Coating materials that protect against fire, water or extreme temperatures are nothing new. But an Israeli high-tech paint doesn’t just protect surfaces from the sun. SolCold actually uses the sun’s power to activate a cooling mechanism, effectively providing air conditioning without electricity.
You read that right: This double-layered coating absorbs the hot rays of the sun and re-emits that energy in the form of cold. The hotter the solar radiation the more the coating cools down, making SolCold’s paint a potentially game-changing electricity-free solution for intensely sunny climates such as Africa and Central and South America.
The Herzliya-based startup is raising funds and plans to begin trials within 18 months of closing the Series A round in the first quarter of 2018. Two commercial and one residential building in Israel and Cyprus are waiting to get the trial SolCold treatment.
Meanwhile, SolCold cofounder Gadi Grottas tells ISRAEL21c that the company has received hundreds of inquiries regarding orders and distribution rights — which he estimates to be worth around $100 million — from places including Africa, Australia, Brazil, Bolivia, Chile, China, France, India, Italy, Japan, Kuwait, Mexico, Philippines, Turkey and the United States.
SolCold’s product is generating interest for coating anything from chicken coops to cargo ships, malls to stadiums, cars to planes, satellites to hothouses, military equipment to apartment houses.
How did such an early-stage company get so much attention already?
Its first exposure came in June 2016, when SolCold was one of six Israeli companies handpicked by the US State Department and White House to take part in the Global Entrepreneurship Summit in California.
And then, in October 2017, SolCold was a finalist in the deep tech competition at the Hello Tomorrow Summit in Paris.
“We were in stealth mode until July 2017 but as soon as we got a little publicity, people contacted us by the hundreds, wanting to distribute the product,” Grottas tells ISRAEL21c.
The “anti-stokes fluorescence” technology behind SolCold was invented by electrical engineer Yaron Shenhav, who became cofounder and CEO of SolCold. The IP is owned by the company.
“We are not afraid someone will copy us,” says Grottas, “because the technology is very complicated and not familiar to too many people. We gathered a unique combination of knowledge in the worlds of thermodynamics, nanotechnology and quantum physics and have been working on it for the past four years. We have also registered a PCT patent, which is pending before being published.”
Grottas expects the product to be affordable and to offer a fairly quick return on investment. He explains that the materials used in the coating all exist in the market, are 100 percent “green” and free of carbon emissions, and are activated by free energy from the sun.
When tested in a lab using a sun simulator, SolCold’s double-layered coating cooled an object by 1.2 degrees Celsius (2.2 degrees Fahrenheit) using the equivalent of only 1% of the sun’s energy.

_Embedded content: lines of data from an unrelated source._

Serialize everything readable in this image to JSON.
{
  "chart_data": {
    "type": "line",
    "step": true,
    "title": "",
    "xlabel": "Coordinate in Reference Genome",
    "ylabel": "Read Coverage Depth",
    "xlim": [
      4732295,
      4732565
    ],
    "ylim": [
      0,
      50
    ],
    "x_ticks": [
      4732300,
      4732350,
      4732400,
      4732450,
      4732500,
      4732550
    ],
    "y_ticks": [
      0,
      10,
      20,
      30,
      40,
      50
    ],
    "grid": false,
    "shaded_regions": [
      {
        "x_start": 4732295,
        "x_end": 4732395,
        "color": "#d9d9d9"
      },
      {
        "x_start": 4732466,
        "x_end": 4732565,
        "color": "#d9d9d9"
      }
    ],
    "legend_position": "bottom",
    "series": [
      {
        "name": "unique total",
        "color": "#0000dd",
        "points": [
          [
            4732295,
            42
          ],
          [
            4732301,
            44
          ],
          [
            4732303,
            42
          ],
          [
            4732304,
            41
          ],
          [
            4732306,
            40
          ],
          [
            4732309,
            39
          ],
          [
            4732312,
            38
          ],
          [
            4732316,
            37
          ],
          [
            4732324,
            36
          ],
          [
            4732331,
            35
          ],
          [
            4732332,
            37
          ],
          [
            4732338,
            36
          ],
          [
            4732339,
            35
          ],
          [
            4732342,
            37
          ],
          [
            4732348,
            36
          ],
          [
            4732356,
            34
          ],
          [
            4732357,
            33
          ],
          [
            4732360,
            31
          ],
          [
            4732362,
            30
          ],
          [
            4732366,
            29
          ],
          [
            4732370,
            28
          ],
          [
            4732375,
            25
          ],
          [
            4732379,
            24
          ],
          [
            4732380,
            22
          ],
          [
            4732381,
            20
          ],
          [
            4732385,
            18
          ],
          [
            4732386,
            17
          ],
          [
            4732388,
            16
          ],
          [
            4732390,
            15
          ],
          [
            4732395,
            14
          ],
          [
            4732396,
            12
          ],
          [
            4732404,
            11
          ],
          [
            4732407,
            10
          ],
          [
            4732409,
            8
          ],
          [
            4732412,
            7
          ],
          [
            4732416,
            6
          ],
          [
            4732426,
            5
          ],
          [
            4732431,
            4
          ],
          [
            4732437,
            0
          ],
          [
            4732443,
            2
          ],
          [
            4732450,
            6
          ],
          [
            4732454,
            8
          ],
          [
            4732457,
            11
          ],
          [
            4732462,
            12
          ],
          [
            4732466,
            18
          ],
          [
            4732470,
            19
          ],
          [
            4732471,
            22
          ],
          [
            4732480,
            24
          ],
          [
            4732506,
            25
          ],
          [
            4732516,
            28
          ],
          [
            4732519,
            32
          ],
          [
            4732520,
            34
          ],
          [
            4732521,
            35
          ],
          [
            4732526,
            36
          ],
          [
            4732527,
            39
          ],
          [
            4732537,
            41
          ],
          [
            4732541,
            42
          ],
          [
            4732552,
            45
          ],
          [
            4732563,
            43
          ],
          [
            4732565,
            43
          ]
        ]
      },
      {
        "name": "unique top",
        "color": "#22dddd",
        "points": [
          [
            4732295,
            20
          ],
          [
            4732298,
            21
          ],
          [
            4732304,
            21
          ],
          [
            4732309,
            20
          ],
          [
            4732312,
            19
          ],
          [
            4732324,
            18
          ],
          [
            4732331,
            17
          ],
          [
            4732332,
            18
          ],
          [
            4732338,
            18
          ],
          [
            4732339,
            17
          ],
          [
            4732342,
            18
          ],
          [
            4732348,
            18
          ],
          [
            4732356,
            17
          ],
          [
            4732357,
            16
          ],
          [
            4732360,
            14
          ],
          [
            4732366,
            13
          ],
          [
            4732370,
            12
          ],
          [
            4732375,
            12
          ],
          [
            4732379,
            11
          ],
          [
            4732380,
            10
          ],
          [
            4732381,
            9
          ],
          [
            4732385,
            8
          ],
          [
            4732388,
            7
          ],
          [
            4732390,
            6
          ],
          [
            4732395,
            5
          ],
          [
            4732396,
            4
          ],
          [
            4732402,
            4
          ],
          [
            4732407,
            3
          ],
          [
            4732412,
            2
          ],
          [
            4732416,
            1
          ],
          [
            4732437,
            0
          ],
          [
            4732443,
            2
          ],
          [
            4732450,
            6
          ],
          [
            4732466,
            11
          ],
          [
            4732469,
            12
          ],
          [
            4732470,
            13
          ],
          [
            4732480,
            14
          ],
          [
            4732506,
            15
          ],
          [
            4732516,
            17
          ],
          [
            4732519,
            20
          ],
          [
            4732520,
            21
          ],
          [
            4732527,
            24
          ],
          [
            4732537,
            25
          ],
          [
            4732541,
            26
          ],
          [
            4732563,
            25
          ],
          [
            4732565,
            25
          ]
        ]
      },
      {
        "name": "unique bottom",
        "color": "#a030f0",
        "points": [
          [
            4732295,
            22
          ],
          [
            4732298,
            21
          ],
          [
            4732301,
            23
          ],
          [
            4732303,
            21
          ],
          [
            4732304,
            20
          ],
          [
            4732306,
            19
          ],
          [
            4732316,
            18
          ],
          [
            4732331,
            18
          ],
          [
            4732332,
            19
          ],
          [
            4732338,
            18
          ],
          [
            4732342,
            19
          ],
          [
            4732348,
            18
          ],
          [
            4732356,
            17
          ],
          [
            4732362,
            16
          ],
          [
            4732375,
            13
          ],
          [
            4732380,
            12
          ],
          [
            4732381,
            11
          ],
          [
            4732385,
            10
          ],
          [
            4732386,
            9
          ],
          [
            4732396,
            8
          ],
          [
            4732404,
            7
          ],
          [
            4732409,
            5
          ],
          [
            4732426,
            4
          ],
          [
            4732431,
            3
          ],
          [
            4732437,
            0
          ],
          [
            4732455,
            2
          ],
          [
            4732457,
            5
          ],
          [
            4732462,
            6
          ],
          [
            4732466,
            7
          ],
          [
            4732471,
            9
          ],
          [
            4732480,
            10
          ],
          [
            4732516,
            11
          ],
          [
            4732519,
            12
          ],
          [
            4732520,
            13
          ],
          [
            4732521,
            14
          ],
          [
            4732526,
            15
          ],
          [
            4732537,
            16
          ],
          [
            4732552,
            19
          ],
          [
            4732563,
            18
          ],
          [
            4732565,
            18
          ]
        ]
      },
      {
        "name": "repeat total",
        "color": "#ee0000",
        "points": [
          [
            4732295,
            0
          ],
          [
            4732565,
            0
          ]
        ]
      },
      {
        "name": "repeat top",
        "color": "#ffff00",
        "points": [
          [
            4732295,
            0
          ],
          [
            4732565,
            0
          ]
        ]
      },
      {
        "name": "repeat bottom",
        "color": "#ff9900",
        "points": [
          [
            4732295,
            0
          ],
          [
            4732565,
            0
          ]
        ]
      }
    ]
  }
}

“The paint could decrease electricity consumption by up to 60 percent and is expected to last for 10 to 15 years before needing a new coat,” says Grottas.
At this experimental phase, SolCold’s paint is light blue although additional colors are planned especially in response to inquiries from automakers, says Grottas, who recently was interviewed in South Africa.
One of the main customers for the cooling coating may be egg farms, because hot weather stresses laying hens and greatly reduces their productivity.
But Shenhav envisions entire cities in hot climates using SolCold to coat residential and commercial buildings, which would consume less energy and therefore reduce greenhouse gas emissions into the atmosphere.
“Our technology can cool anything under the sun,” he said.